There was one other Land Girl there to teach her the ropes, but she left soon after Ellen arrived, and she had to deal with the farmer who ‘was tough with high expectations. I walked out when he upset me and went back when he asked me nicely … and I stayed until the end of the war.’

Although there was not really a ‘typical’ day, it began with:

 … no breakfast, only tea, before milking the cows, washing the machinery and sterilising the equipment. Then breakfast and preparing a sandwich for lunch. A lot of field work including stooking, and I had to feed kale to the cows … the worst job was cutting down the frozen kale in the winter … this was when the cows had their babies … there was less dairy work in the summer as I was needed in the fields …

And she recalled that:

The first time I saw a field of wheat, I thought it was spring onions.

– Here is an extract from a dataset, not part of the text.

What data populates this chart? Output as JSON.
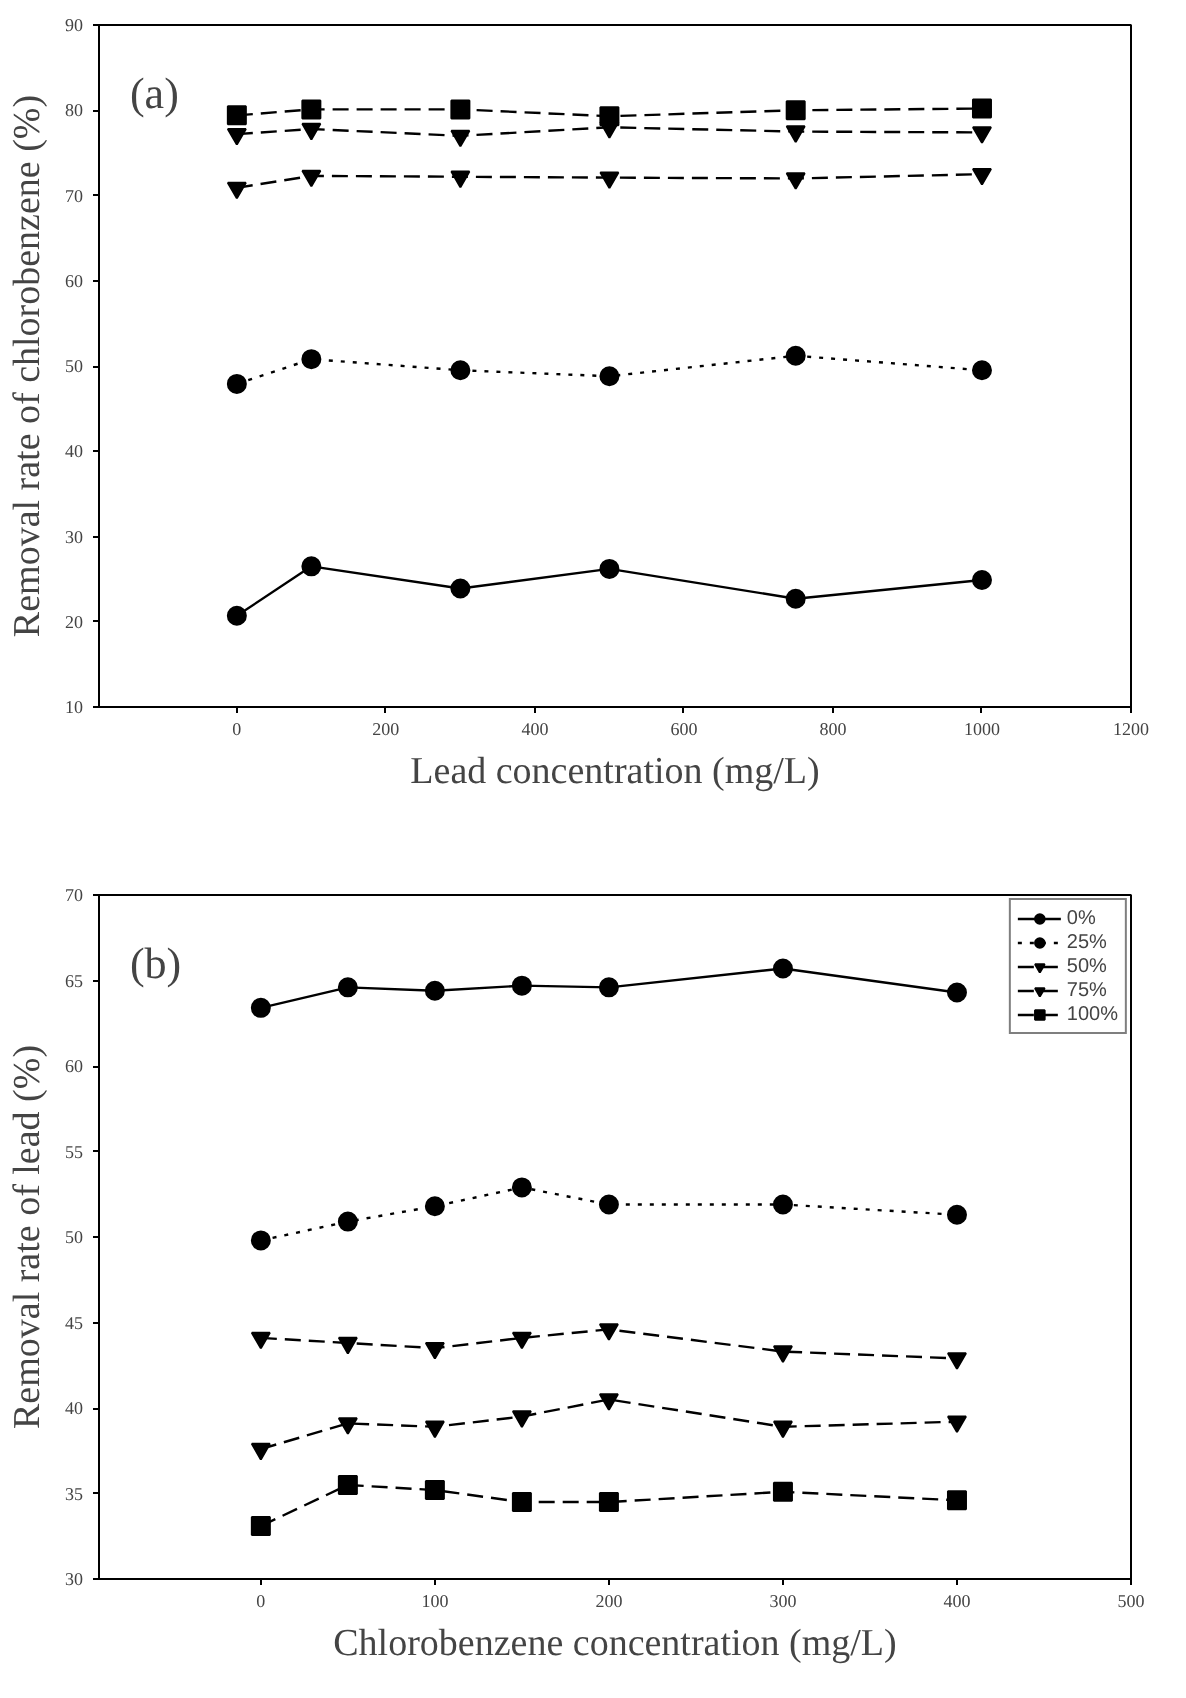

I only lost the herd on one occasion. I took them to Galleywood Common where there were grazing rights, but I fell asleep and they were all gone when I woke up. I went back to the farm to report them lost and was sent back to the Common where I found one or two, and someone on a tractor pointed me in the right direction. They were outside a field of other cows looking in at them. I used a stick to herd them but they knew the way and seemed able to tell that it was time to go … I usually worked seven days a week although I could sometimes get a train home after milking on Saturday and get back for the Sunday evening.

Elsie Haysman

My first job was on Wallasea Island, sometimes working with a large horse who pulled a cart of hay or vegetables. There were lots of girls picked up by lorry and we worked different farms every day … I remember working Lifstan Way, too, when it was farmland [now swallowed up by Thorpe Bay developments]. There you could see the train passing, and soldiers on board who would throw chocolate out of the windows for us …

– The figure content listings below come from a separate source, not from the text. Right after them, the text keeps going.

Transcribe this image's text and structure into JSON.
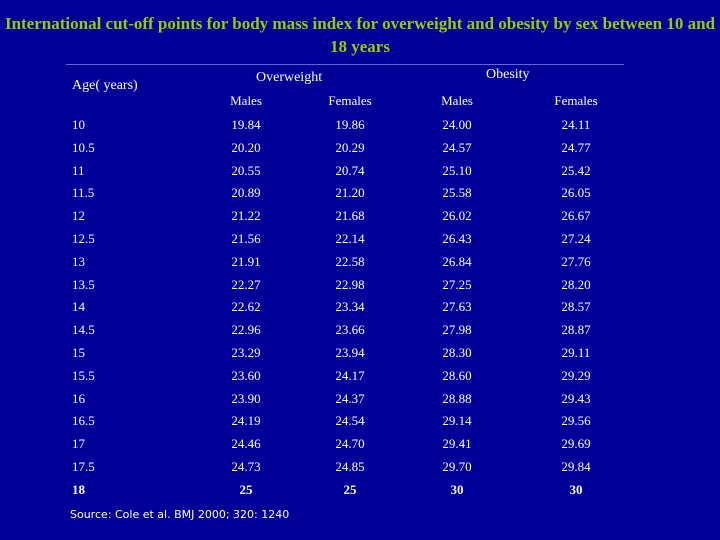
{
  "title": "International cut-off points for body mass index for overweight and obesity by sex between 10 and 18 years",
  "headers": {
    "age": "Age( years)",
    "overweight": "Overweight",
    "obesity": "Obesity",
    "ow_males": "Males",
    "ow_females": "Females",
    "ob_males": "Males",
    "ob_females": "Females"
  },
  "rows": [
    {
      "age": "10",
      "ow_m": "19.84",
      "ow_f": "19.86",
      "ob_m": "24.00",
      "ob_f": "24.11"
    },
    {
      "age": "10.5",
      "ow_m": "20.20",
      "ow_f": "20.29",
      "ob_m": "24.57",
      "ob_f": "24.77"
    },
    {
      "age": "11",
      "ow_m": "20.55",
      "ow_f": "20.74",
      "ob_m": "25.10",
      "ob_f": "25.42"
    },
    {
      "age": "11.5",
      "ow_m": "20.89",
      "ow_f": "21.20",
      "ob_m": "25.58",
      "ob_f": "26.05"
    },
    {
      "age": "12",
      "ow_m": "21.22",
      "ow_f": "21.68",
      "ob_m": "26.02",
      "ob_f": "26.67"
    },
    {
      "age": "12.5",
      "ow_m": "21.56",
      "ow_f": "22.14",
      "ob_m": "26.43",
      "ob_f": "27.24"
    },
    {
      "age": "13",
      "ow_m": "21.91",
      "ow_f": "22.58",
      "ob_m": "26.84",
      "ob_f": "27.76"
    },
    {
      "age": "13.5",
      "ow_m": "22.27",
      "ow_f": "22.98",
      "ob_m": "27.25",
      "ob_f": "28.20"
    },
    {
      "age": "14",
      "ow_m": "22.62",
      "ow_f": "23.34",
      "ob_m": "27.63",
      "ob_f": "28.57"
    },
    {
      "age": "14.5",
      "ow_m": "22.96",
      "ow_f": "23.66",
      "ob_m": "27.98",
      "ob_f": "28.87"
    },
    {
      "age": "15",
      "ow_m": "23.29",
      "ow_f": "23.94",
      "ob_m": "28.30",
      "ob_f": "29.11"
    },
    {
      "age": "15.5",
      "ow_m": "23.60",
      "ow_f": "24.17",
      "ob_m": "28.60",
      "ob_f": "29.29"
    },
    {
      "age": "16",
      "ow_m": "23.90",
      "ow_f": "24.37",
      "ob_m": "28.88",
      "ob_f": "29.43"
    },
    {
      "age": "16.5",
      "ow_m": "24.19",
      "ow_f": "24.54",
      "ob_m": "29.14",
      "ob_f": "29.56"
    },
    {
      "age": "17",
      "ow_m": "24.46",
      "ow_f": "24.70",
      "ob_m": "29.41",
      "ob_f": "29.69"
    },
    {
      "age": "17.5",
      "ow_m": "24.73",
      "ow_f": "24.85",
      "ob_m": "29.70",
      "ob_f": "29.84"
    },
    {
      "age": "18",
      "ow_m": "25",
      "ow_f": "25",
      "ob_m": "30",
      "ob_f": "30"
    }
  ],
  "source": "Source: Cole et al. BMJ 2000; 320: 1240",
  "colors": {
    "background": "#000099",
    "title": "#99cc00",
    "text": "#ffffff"
  }
}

She remembers working ‘on Foulness Island and at Rayleigh and at a tomato nursery in Hockley’ where she also ‘pruned apple trees’. Although Elsie recalls ‘tying a sack around my waist’ for the potato picking:

The work was mainly with crops or chickens … with some heavy work such as ploughing and digging ditches … The first time I used a tractor, I shot straight through a chicken run, and the farmer got a bit upset … I didn’t like killing chickens.

Remembering another dramatic moment, she spoke of the ‘bonfires at work, especially at the end of the day, to get rid of the rubbish. But once we built it too near to an old tree, and it burnt to the ground, the flames burning too bright for the black out.’

Vicky Phillips

As she had been evacuated, Vicky ‘was not homesick’ during her WLA years but was not impressed by her ‘room with only a candle to do my make-up’. Having wanted to work with horses, she also wasn’t at all keen on her ‘first job [at Bradwell-juxta-Mare] … mainly tomato growing, though I did have to take the old shire horse to be shod sometimes, driving bareback, and using a gate to climb on his back’. Although she did spend some time at a farm with a riding school in Surrey, Vicky recalled ‘rat catching for the War Ag, loaned out to different Essex farms including Wallasea Island, [earning] 2
d
a tail’.

Winifred Daines

From Plaistow, Winifred spent most of her five years in the WLA in farms around Braintree – ‘as many as four different farms in one week’ – billeted in private houses. She did ‘milk a cow once, but [wasn’t] keen’ and also learnt to ‘drive a Fordson tractor … nothing to it, just go and stop’ though she admits she ‘ended up in a ditch a few times’. Apart from the more usual farming chores, she also remembers ‘white-washing a cowshed [at Hatfield Peverel] with young Vincent teasing me’ until she ‘chucked the brush down’ and his brother took her for a drink as some kind of apology. Then there was ‘cleaning out ditches’ and travelling on ‘muddy sugar beet lorries often with seats that moved when they went round the corner’. One chore when she got to ‘Martin’s Strawberry Farm’ was not what she anticipated: she had travelled to the farm with a ‘tarpaulin with poles and buckets’ on board which the farmer was not expecting, unless it was ‘your toilet’. And it was. She and two other Land Girls erected it – ‘it took ages … and the first person to use it, it collapsed on them, although it was designed for privacy. Well-intentioned but not used.’